Plato is wonderful, you would probably want to go back and read more of it after reading Descartes and Pascal, etc. Pascal is good, too, especially coming from the Christian perspective as he does. Good luck!
Cafe Rob
01-17-2008, 01:40 PM
One of the best authors of philosophy books is Arthur Schopenhauer. His main work; 'The World as Will and Representation' is a very enlightening. One reason is because he talks about Kant's theory of transcendental idealism another is because he brings in so much general philosophical wisdom. His other books too, 'The Fourfold Root of the Principal of Sufficient Reason,' also another masterly work. Also 'On the Basis of Morality,' and another that he wrote about the freedom of the will.
When you've read those books you can then move onto Nietzsche, the best one is the Gay Science.

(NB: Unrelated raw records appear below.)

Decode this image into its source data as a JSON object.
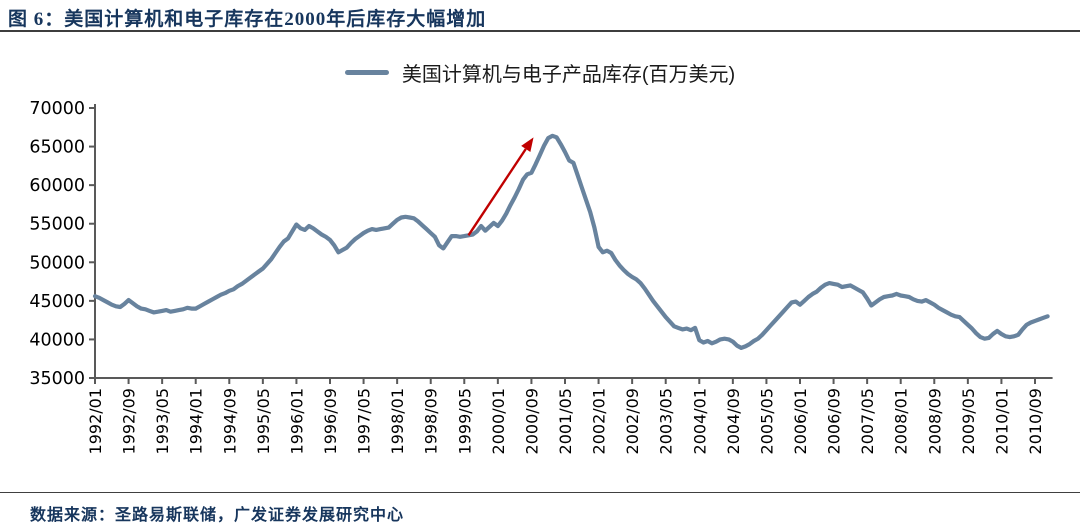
{
  "figure": {
    "title": "图 6：美国计算机和电子库存在2000年后库存大幅增加",
    "source_note": "数据来源：圣路易斯联储，广发证券发展研究中心"
  },
  "legend": {
    "label": "美国计算机与电子产品库存(百万美元)"
  },
  "colors": {
    "title_navy": "#17365d",
    "series_line": "#68839E",
    "arrow_red": "#C00000",
    "axis": "#595959",
    "tick_label": "#000000",
    "rule": "#3d3d3d"
  },
  "chart_data": {
    "type": "line",
    "title": "",
    "series_name": "美国计算机与电子产品库存(百万美元)",
    "unit": "百万美元",
    "x_frequency": "monthly",
    "x_start": "1992/01",
    "x_end": "2010/12",
    "x_tick_interval_months": 8,
    "x_ticklabels": [
      "1992/01",
      "1992/09",
      "1993/05",
      "1994/01",
      "1994/09",
      "1995/05",
      "1996/01",
      "1996/09",
      "1997/05",
      "1998/01",
      "1998/09",
      "1999/05",
      "2000/01",
      "2000/09",
      "2001/05",
      "2002/01",
      "2002/09",
      "2003/05",
      "2004/01",
      "2004/09",
      "2005/05",
      "2006/01",
      "2006/09",
      "2007/05",
      "2008/01",
      "2008/09",
      "2009/05",
      "2010/01",
      "2010/09"
    ],
    "y_ticks": [
      35000,
      40000,
      45000,
      50000,
      55000,
      60000,
      65000,
      70000
    ],
    "ylim": [
      35000,
      70000
    ],
    "grid": "off",
    "legend_position": "top-center",
    "values": [
      45600,
      45400,
      45100,
      44800,
      44500,
      44300,
      44200,
      44600,
      45100,
      44700,
      44300,
      44000,
      43900,
      43700,
      43500,
      43600,
      43700,
      43800,
      43600,
      43700,
      43800,
      43900,
      44100,
      44000,
      44000,
      44300,
      44600,
      44900,
      45200,
      45500,
      45800,
      46000,
      46300,
      46500,
      46900,
      47200,
      47600,
      48000,
      48400,
      48800,
      49200,
      49800,
      50400,
      51200,
      52000,
      52700,
      53100,
      54000,
      54900,
      54400,
      54200,
      54700,
      54400,
      54000,
      53600,
      53300,
      52900,
      52200,
      51300,
      51600,
      51900,
      52500,
      53000,
      53400,
      53800,
      54100,
      54300,
      54200,
      54300,
      54400,
      54500,
      55000,
      55500,
      55800,
      55900,
      55800,
      55700,
      55300,
      54800,
      54300,
      53800,
      53300,
      52200,
      51800,
      52600,
      53400,
      53400,
      53300,
      53400,
      53500,
      53600,
      54000,
      54700,
      54100,
      54600,
      55100,
      54700,
      55400,
      56300,
      57400,
      58400,
      59500,
      60700,
      61400,
      61600,
      62700,
      63900,
      65100,
      66100,
      66400,
      66200,
      65300,
      64300,
      63200,
      62900,
      61300,
      59700,
      58100,
      56500,
      54500,
      52000,
      51300,
      51500,
      51200,
      50300,
      49600,
      49000,
      48500,
      48100,
      47800,
      47300,
      46600,
      45800,
      45000,
      44300,
      43600,
      42900,
      42300,
      41700,
      41500,
      41300,
      41400,
      41200,
      41500,
      39900,
      39600,
      39800,
      39500,
      39700,
      40000,
      40100,
      40000,
      39700,
      39200,
      38900,
      39100,
      39400,
      39800,
      40100,
      40600,
      41200,
      41800,
      42400,
      43000,
      43600,
      44200,
      44800,
      44900,
      44500,
      45000,
      45500,
      45900,
      46200,
      46700,
      47100,
      47300,
      47200,
      47100,
      46800,
      46900,
      47000,
      46700,
      46400,
      46100,
      45300,
      44400,
      44800,
      45200,
      45500,
      45600,
      45700,
      45900,
      45700,
      45600,
      45500,
      45200,
      45000,
      44900,
      45100,
      44800,
      44500,
      44100,
      43800,
      43500,
      43200,
      43000,
      42900,
      42400,
      41900,
      41400,
      40800,
      40300,
      40100,
      40200,
      40700,
      41100,
      40700,
      40400,
      40300,
      40400,
      40600,
      41300,
      41900,
      42200,
      42400,
      42600,
      42800,
      43000
    ],
    "annotation": {
      "type": "arrow",
      "color": "#C00000",
      "from": {
        "month_index": 89,
        "value": 53500
      },
      "to": {
        "month_index": 104.5,
        "value": 66200
      }
    }
  }
}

One point though that Schopenhauer talks about is the metaphysical 'Life Force' or 'Elan Vital,' Schopenhauer refers to it as Will, but I believe that this theory is no longer tenable. I understand the dominant theory in philosophy now is that the life force can now be explained by physics.
blazeofglory
07-04-2008, 10:14 PM
Nietzsche is unbeatable and illuminating read him
jgweed
07-05-2008, 10:19 AM
The easier reading for non-philosophy majors is certainly Descartes, who writes with grace and style. The Meditations and the Discourses are two major works that certainly have had a tremendous influence on philosophical thinking and by extension on later Christianity. These two shorter works can be read together much more quickly than Kierkegaard or Kant; the former would be a more contemporary author but one would have to read several works (since he was not a system creator) more to really understand his existentialist perspective, while the latter is extremely dry reading and, I suggest, presupposed some understanding of prior philosophers in a way that neither Descartes nor Kierkegaard do.
What others were on the list?
Once you decide on the philosopher, I am sure some of us could direct your attention to appropriate secondary sources.